The principle ambition of the book is to do philosophy with films and to think about films philosophically. The chapters are about the issues present in the films from a philosophical and filmic perspective. Films can be used to do philosophy in many ways. They can be used as illustrations of philosophical problems; as ways of testing philosophical theories; as ways of running philosophical thought experiments; as suppliers of interesting puzzles or phenomena, things in need of philosophical examination; as ways of getting clear about the significance of philosophical issues, or ways of getting clear about philosophical possibilities. Reflection on film leads to philosophy by raising questions about the nature of films themselves and film spectatorship in particular. Sometimes philosophical theories are used to interpret films; sometimes films are used to shed light on philosophical theories. All of these ways of watching movies and doing philosophy are represented in this work. There is no unique perspective that philosophy brings to film. Instead, films are themselves – often muddled, but sometimes brilliant – philosophical investigations.

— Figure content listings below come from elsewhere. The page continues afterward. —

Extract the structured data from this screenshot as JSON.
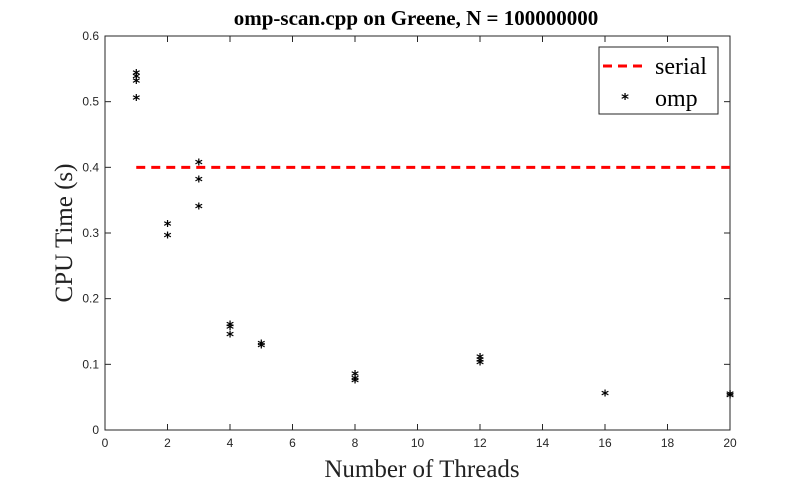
{
  "chart_data": {
    "type": "scatter",
    "title": "omp-scan.cpp on Greene,   N = 100000000",
    "xlabel": "Number of Threads",
    "ylabel": "CPU Time (s)",
    "xlim": [
      0,
      20
    ],
    "ylim": [
      0,
      0.6
    ],
    "xticks": [
      "0",
      "2",
      "4",
      "6",
      "8",
      "10",
      "12",
      "14",
      "16",
      "18",
      "20"
    ],
    "yticks": [
      "0",
      "0.1",
      "0.2",
      "0.3",
      "0.4",
      "0.5",
      "0.6"
    ],
    "grid": false,
    "legend_position": "top-right",
    "series": [
      {
        "name": "serial",
        "style": "dashed-line",
        "color": "#ff0000",
        "x": [
          1,
          20
        ],
        "y": [
          0.4,
          0.4
        ]
      },
      {
        "name": "omp",
        "style": "asterisk-markers",
        "color": "#000000",
        "x": [
          1,
          1,
          1,
          1,
          2,
          2,
          3,
          3,
          3,
          4,
          4,
          4,
          5,
          5,
          8,
          8,
          8,
          12,
          12,
          12,
          16,
          20,
          20
        ],
        "y": [
          0.545,
          0.54,
          0.533,
          0.507,
          0.315,
          0.298,
          0.409,
          0.383,
          0.342,
          0.162,
          0.158,
          0.147,
          0.133,
          0.13,
          0.087,
          0.08,
          0.077,
          0.113,
          0.108,
          0.104,
          0.057,
          0.056,
          0.054
        ]
      }
    ]
  }
}
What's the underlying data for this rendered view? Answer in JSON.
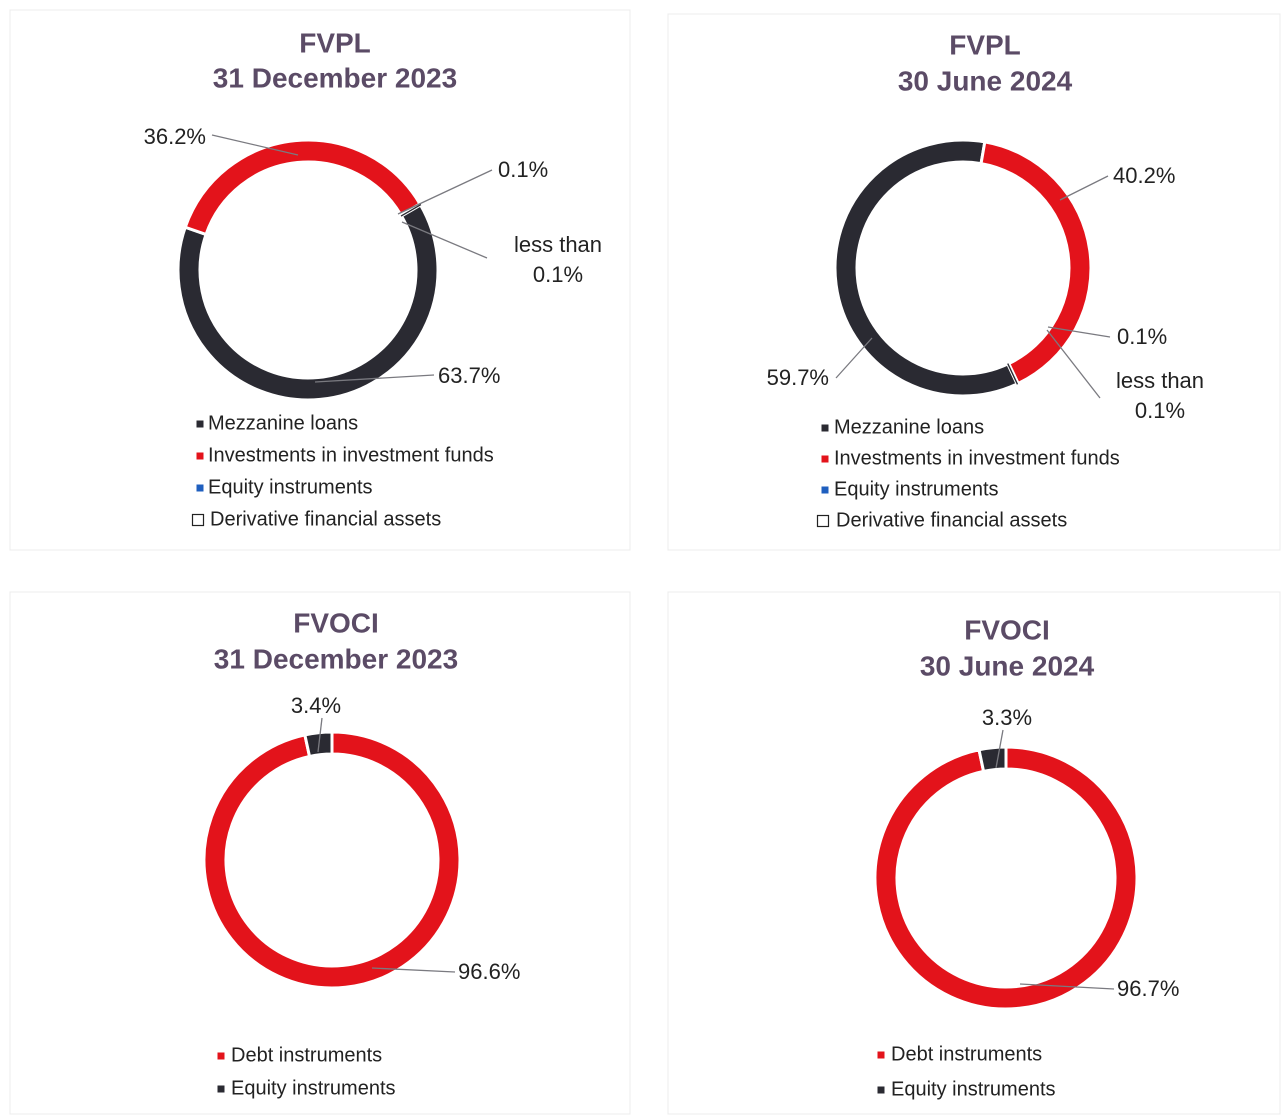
{
  "chart_data": [
    {
      "type": "pie",
      "title": "FVPL",
      "subtitle": "31 December 2023",
      "categories": [
        "Mezzanine loans",
        "Investments in investment funds",
        "Equity instruments",
        "Derivative financial assets"
      ],
      "values": [
        63.7,
        36.2,
        0.1,
        0.05
      ],
      "value_labels": [
        "63.7%",
        "36.2%",
        "0.1%",
        "less than 0.1%"
      ],
      "colors": [
        "#2a2a32",
        "#e3131b",
        "#1f5fbf",
        "#ffffff"
      ]
    },
    {
      "type": "pie",
      "title": "FVPL",
      "subtitle": "30 June 2024",
      "categories": [
        "Mezzanine loans",
        "Investments in investment funds",
        "Equity instruments",
        "Derivative financial assets"
      ],
      "values": [
        59.7,
        40.2,
        0.1,
        0.05
      ],
      "value_labels": [
        "59.7%",
        "40.2%",
        "0.1%",
        "less than 0.1%"
      ],
      "colors": [
        "#2a2a32",
        "#e3131b",
        "#1f5fbf",
        "#ffffff"
      ]
    },
    {
      "type": "pie",
      "title": "FVOCI",
      "subtitle": "31 December 2023",
      "categories": [
        "Debt instruments",
        "Equity instruments"
      ],
      "values": [
        96.6,
        3.4
      ],
      "value_labels": [
        "96.6%",
        "3.4%"
      ],
      "colors": [
        "#e3131b",
        "#2a2a32"
      ]
    },
    {
      "type": "pie",
      "title": "FVOCI",
      "subtitle": "30 June 2024",
      "categories": [
        "Debt instruments",
        "Equity instruments"
      ],
      "values": [
        96.7,
        3.3
      ],
      "value_labels": [
        "96.7%",
        "3.3%"
      ],
      "colors": [
        "#e3131b",
        "#2a2a32"
      ]
    }
  ]
}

Philosophy and film is still a relatively new field. What we have done in this book could not have been done without the pioneering efforts of those philosophers and film theorists who helped establish philosophy and film as a worthwhile, ongoing, and indeed burgeoning area of inquiry. Even where we disagree with them, we most certainly have learned from them.

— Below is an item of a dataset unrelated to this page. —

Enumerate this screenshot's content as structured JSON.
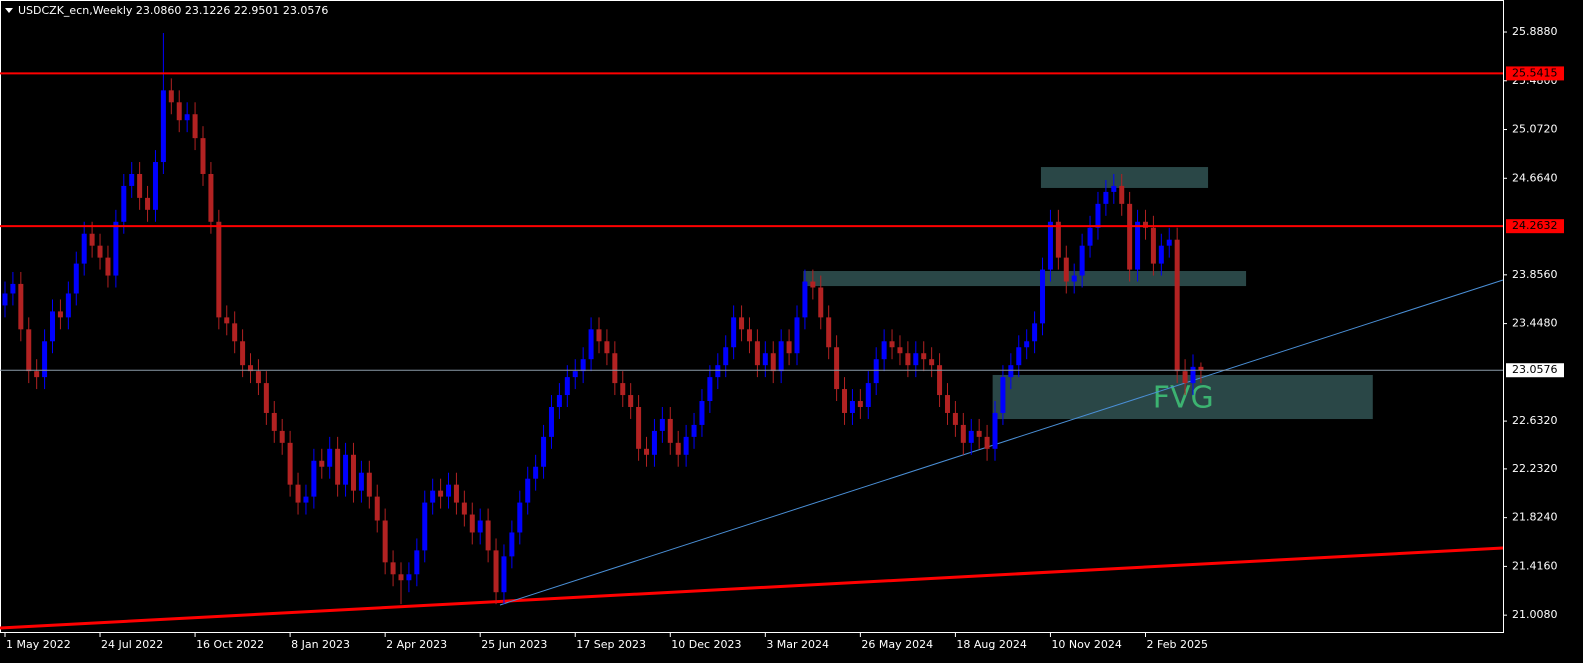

We thank the many people that inconspicuously and often unknowingly helped us develop this text and our thoughts on the films discussed – often by just saying a few words, and sometimes by presenting more developed views about a film, character, or philosophical problem. In particular we thank our students in film and philosophy at Bond University and The University of Western Australia. We also wish to thank Marguerite La Caze, Amy Barrett-Lennard, Lorna Mehta, Bill Taylor, Ted Roberts, and Carol Mack.

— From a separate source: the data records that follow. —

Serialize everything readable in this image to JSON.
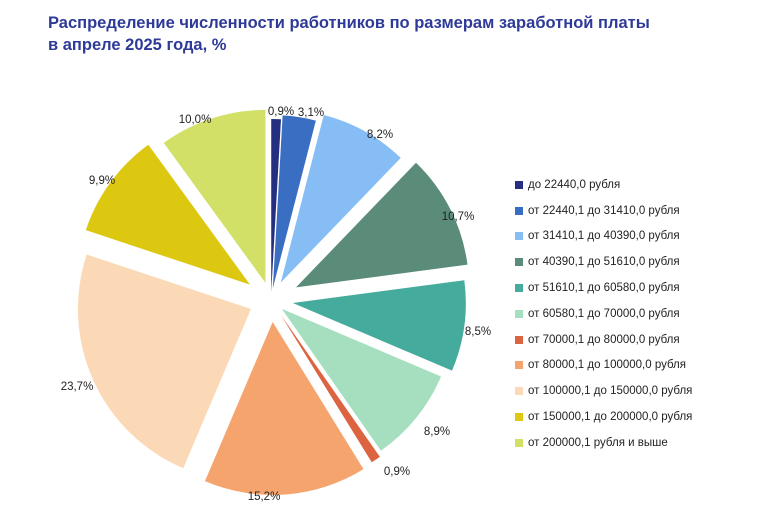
{
  "title_line1": "Распределение численности работников по размерам заработной платы",
  "title_line2": "в апреле 2025 года, %",
  "chart_data": {
    "type": "pie",
    "title": "Распределение численности работников по размерам заработной платы в апреле 2025 года, %",
    "exploded": true,
    "legend_position": "right",
    "slices": [
      {
        "label": "до 22440,0 рубля",
        "value": 0.9,
        "value_label": "0,9%",
        "color": "#24307f"
      },
      {
        "label": "от 22440,1 до 31410,0 рубля",
        "value": 3.1,
        "value_label": "3,1%",
        "color": "#3a6ec2"
      },
      {
        "label": "от 31410,1 до 40390,0 рубля",
        "value": 8.2,
        "value_label": "8,2%",
        "color": "#86bdf5"
      },
      {
        "label": "от 40390,1 до 51610,0 рубля",
        "value": 10.7,
        "value_label": "10,7%",
        "color": "#5b8b79"
      },
      {
        "label": "от 51610,1 до 60580,0 рубля",
        "value": 8.5,
        "value_label": "8,5%",
        "color": "#45ab9c"
      },
      {
        "label": "от 60580,1 до 70000,0 рубля",
        "value": 8.9,
        "value_label": "8,9%",
        "color": "#a5dfc0"
      },
      {
        "label": "от 70000,1 до 80000,0 рубля",
        "value": 0.9,
        "value_label": "0,9%",
        "color": "#dd6440"
      },
      {
        "label": "от 80000,1 до 100000,0 рубля",
        "value": 15.2,
        "value_label": "15,2%",
        "color": "#f6a46e"
      },
      {
        "label": "от 100000,1 до 150000,0 рубля",
        "value": 23.7,
        "value_label": "23,7%",
        "color": "#fbd9b6"
      },
      {
        "label": "от 150000,1 до 200000,0 рубля",
        "value": 9.9,
        "value_label": "9,9%",
        "color": "#dcc711"
      },
      {
        "label": "от 200000,1 рубля и выше",
        "value": 10.0,
        "value_label": "10,0%",
        "color": "#d2e068"
      }
    ]
  }
}
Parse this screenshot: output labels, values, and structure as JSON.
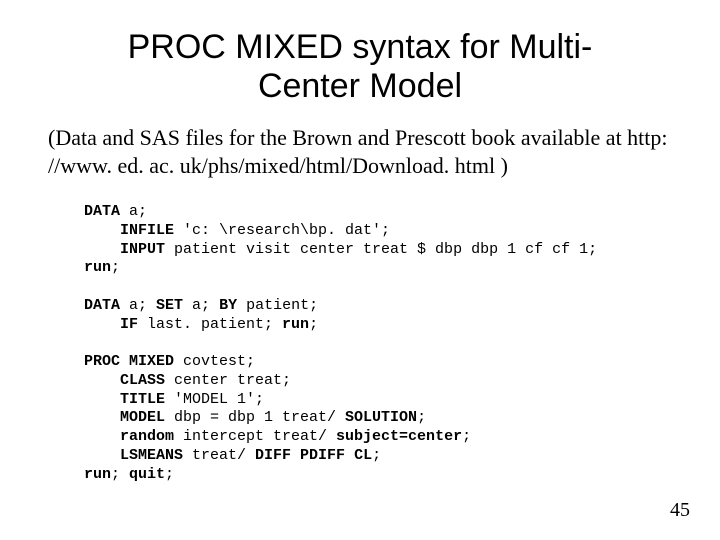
{
  "title_line1": "PROC MIXED syntax for Multi-",
  "title_line2": "Center Model",
  "subtitle": "(Data and SAS files for the Brown and Prescott book available at http: //www. ed. ac. uk/phs/mixed/html/Download. html )",
  "code": {
    "l1a": "DATA",
    "l1b": " a;",
    "l2a": "    INFILE",
    "l2b": " 'c: \\research\\bp. dat';",
    "l3a": "    INPUT",
    "l3b": " patient visit center treat $ dbp dbp 1 cf cf 1;",
    "l4a": "run",
    "l4b": ";",
    "l5a": "DATA",
    "l5b": " a; ",
    "l5c": "SET",
    "l5d": " a; ",
    "l5e": "BY",
    "l5f": " patient;",
    "l6a": "    IF",
    "l6b": " last. patient; ",
    "l6c": "run",
    "l6d": ";",
    "l7a": "PROC MIXED",
    "l7b": " covtest;",
    "l8a": "    CLASS",
    "l8b": " center treat;",
    "l9a": "    TITLE",
    "l9b": " 'MODEL 1';",
    "l10a": "    MODEL",
    "l10b": " dbp = dbp 1 treat/ ",
    "l10c": "SOLUTION",
    "l10d": ";",
    "l11a": "    random",
    "l11b": " intercept treat/ ",
    "l11c": "subject=center",
    "l11d": ";",
    "l12a": "    LSMEANS",
    "l12b": " treat/ ",
    "l12c": "DIFF PDIFF CL",
    "l12d": ";",
    "l13a": "run",
    "l13b": "; ",
    "l13c": "quit",
    "l13d": ";"
  },
  "pagenum": "45"
}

Part I: Philosophy and Film

Part I has two chapters. The first chapter discusses the relationship between philosophy and film. The primary issue here is also preliminary. Is film a credible philosophical medium? Can films do philosophy? What should we expect from films philosophically speaking? The second chapter looks at some of the philosophical issues that are either specific to film or applicable to particular films as aesthetic objects (or works of art). What can be said, philosophically speaking, about films’ ability to evoke strong emotion and to evoke and even satisfy, at least transiently, phantasies of revenge and narcissistic, even perverse, desires?

In part I objections on the part of philosophers to the philosophical possibilities of film are considered. Various ways in which film and philosophical theory are allegedly related are explained and queried. We make it clear that film can be much more than simply a test or illustration of a piece of philosophical theory. Instead of casting the philosophical possibilities of film in terms of film as servicing philosophy, we turn the tables and view film (or some film) as inherently or naturally philosophical. Various philosophical issues raised by film are discussed alongside relevant narrative and filmic techniques.

Part I constitutes both a background to and a resource for parts II–IV in which central epistemological, metaphysical, and ethical problems are analyzed in relation to specific films.